A la Saint-Thomas, tue ton porc, "bue" (lave) tes draps, dans cinq jours Noël tu auras ! ». Il restait aussi à ramoner la cheminée pour le passage du petit Jésus. Un fagot d'épine noire faisait l'affaire, solidement fixé à une longue perche, sauf qu'il risquait de rester coincé dans la maçonnerie. On serait bien empigé (embêté). C'était il y a déjà bien des décennies et ce matin-là Georgette Cagnat à Saint-Sauveur, Henriette Damotte à Saints, Yves Robert à Lain, Daniel Prot à Louesme et Alexandre Mathé à Taingy, allaient se rendre compte à pas feutrés et en chemise de nuit de ce que le bonhomme Janvier avait mis dans leurs petits sabots proprement cirés de la veille.
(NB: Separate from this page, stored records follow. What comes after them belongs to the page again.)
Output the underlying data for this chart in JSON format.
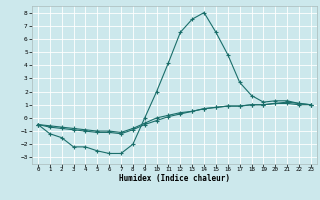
{
  "xlabel": "Humidex (Indice chaleur)",
  "background_color": "#cce8ec",
  "plot_bg_color": "#cce8ec",
  "axis_bar_color": "#5a7a7a",
  "grid_color": "#ffffff",
  "line_color": "#1a6e6a",
  "xlim": [
    -0.5,
    23.5
  ],
  "ylim": [
    -3.5,
    8.5
  ],
  "yticks": [
    -3,
    -2,
    -1,
    0,
    1,
    2,
    3,
    4,
    5,
    6,
    7,
    8
  ],
  "xticks": [
    0,
    1,
    2,
    3,
    4,
    5,
    6,
    7,
    8,
    9,
    10,
    11,
    12,
    13,
    14,
    15,
    16,
    17,
    18,
    19,
    20,
    21,
    22,
    23
  ],
  "series": [
    {
      "x": [
        0,
        1,
        2,
        3,
        4,
        5,
        6,
        7,
        8,
        9,
        10,
        11,
        12,
        13,
        14,
        15,
        16,
        17,
        18,
        19,
        20,
        21,
        22,
        23
      ],
      "y": [
        -0.5,
        -1.2,
        -1.5,
        -2.2,
        -2.2,
        -2.5,
        -2.7,
        -2.7,
        -2.0,
        0.0,
        2.0,
        4.2,
        6.5,
        7.5,
        8.0,
        6.5,
        4.8,
        2.7,
        1.7,
        1.2,
        1.3,
        1.3,
        1.1,
        1.0
      ]
    },
    {
      "x": [
        0,
        1,
        2,
        3,
        4,
        5,
        6,
        7,
        8,
        9,
        10,
        11,
        12,
        13,
        14,
        15,
        16,
        17,
        18,
        19,
        20,
        21,
        22,
        23
      ],
      "y": [
        -0.5,
        -0.7,
        -0.8,
        -0.9,
        -1.0,
        -1.1,
        -1.1,
        -1.2,
        -0.9,
        -0.5,
        -0.2,
        0.1,
        0.3,
        0.5,
        0.7,
        0.8,
        0.9,
        0.9,
        1.0,
        1.0,
        1.1,
        1.1,
        1.0,
        1.0
      ]
    },
    {
      "x": [
        0,
        1,
        2,
        3,
        4,
        5,
        6,
        7,
        8,
        9,
        10,
        11,
        12,
        13,
        14,
        15,
        16,
        17,
        18,
        19,
        20,
        21,
        22,
        23
      ],
      "y": [
        -0.5,
        -0.6,
        -0.7,
        -0.8,
        -0.9,
        -1.0,
        -1.0,
        -1.1,
        -0.8,
        -0.4,
        0.0,
        0.2,
        0.4,
        0.5,
        0.7,
        0.8,
        0.9,
        0.9,
        1.0,
        1.0,
        1.1,
        1.2,
        1.1,
        1.0
      ]
    }
  ]
}
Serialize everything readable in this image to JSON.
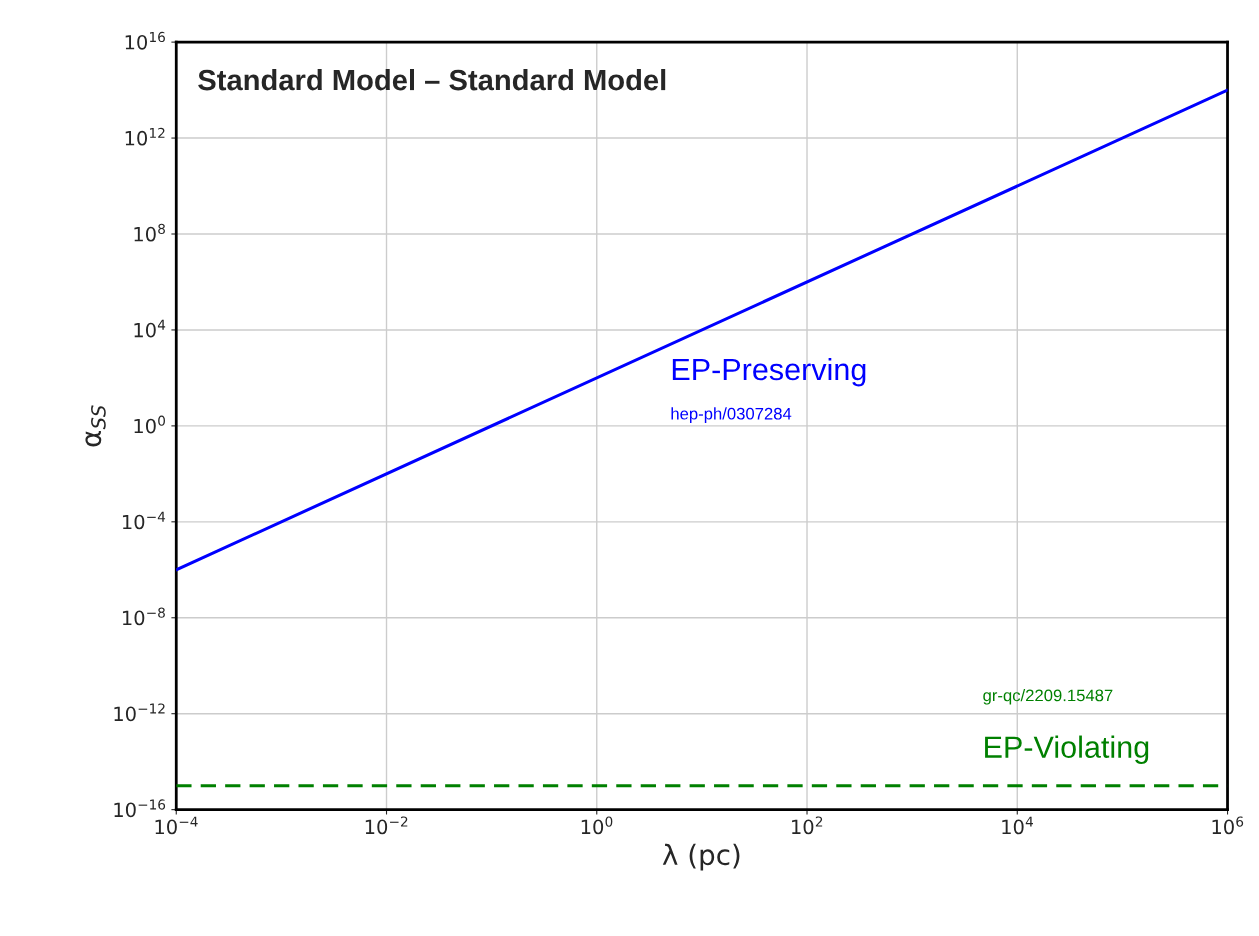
{
  "chart_data": {
    "type": "line",
    "title": "Standard Model – Standard Model",
    "xlabel": "λ (pc)",
    "ylabel": "α$_{SS}$",
    "log": "xy",
    "grid": true,
    "legend": false,
    "x": [
      0.0001,
      1000000
    ],
    "series": [
      {
        "name": "EP-Preserving",
        "color": "#0000ff",
        "values": [
          1e-06,
          100000000000000.0
        ],
        "line_style": "solid"
      },
      {
        "name": "EP-Violating",
        "color": "#008000",
        "values": [
          1e-15,
          1e-15
        ],
        "line_style": "dashed"
      }
    ],
    "annotations": [
      "hep-ph/0307284",
      "gr-qc/2209.15487"
    ],
    "xlim": [
      0.0001,
      1000000
    ],
    "xticks": [
      {
        "value": 0.0001,
        "label": "10$^{−4}$"
      },
      {
        "value": 0.01,
        "label": "10$^{−2}$"
      },
      {
        "value": 1,
        "label": "10$^{0}$"
      },
      {
        "value": 100,
        "label": "10$^{2}$"
      },
      {
        "value": 10000,
        "label": "10$^{4}$"
      },
      {
        "value": 1000000,
        "label": "10$^{6}$"
      }
    ],
    "ylim": [
      1e-16,
      1e+16
    ],
    "yticks": [
      {
        "value": 1e-16,
        "label": "10$^{−16}$"
      },
      {
        "value": 1e-12,
        "label": "10$^{−12}$"
      },
      {
        "value": 1e-08,
        "label": "10$^{−8}$"
      },
      {
        "value": 0.0001,
        "label": "10$^{−4}$"
      },
      {
        "value": 1,
        "label": "10$^{0}$"
      },
      {
        "value": 10000,
        "label": "10$^{4}$"
      },
      {
        "value": 100000000.0,
        "label": "10$^{8}$"
      },
      {
        "value": 1000000000000.0,
        "label": "10$^{12}$"
      },
      {
        "value": 1e+16,
        "label": "10$^{16}$"
      }
    ]
  }
}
Dame ! C'était des choses comme ils n'en voyaient qu'exceptionnellement dans la Puisaye-Forterre d'autrefois. Une pomme d'orange ! L'un de ces fruits qui venait à n'en pas douter d'un lointain Eden ! C'était aussi une ou deux pipes en sucre jaune et rouge qui n'avaient rien à voir avec celles qu'on était habitué de voir journellement serrées entre les dents des bûcherons. Dans les sabots ils trouveraient encore quelques morceaux de chocolat, une noix enveloppée dans du papier d'ar­gent, un bâton de sucre-d'orge ou quelques roudoudous. C'était de maigres présents qu'on disait offert par l'enfant-Jésus et qui marquaient à la fois Noël et le jour de l'an. Tout était modeste, modique, autant que les bourses d'alors et de toute façon, les petiots se contentaient d'un rien.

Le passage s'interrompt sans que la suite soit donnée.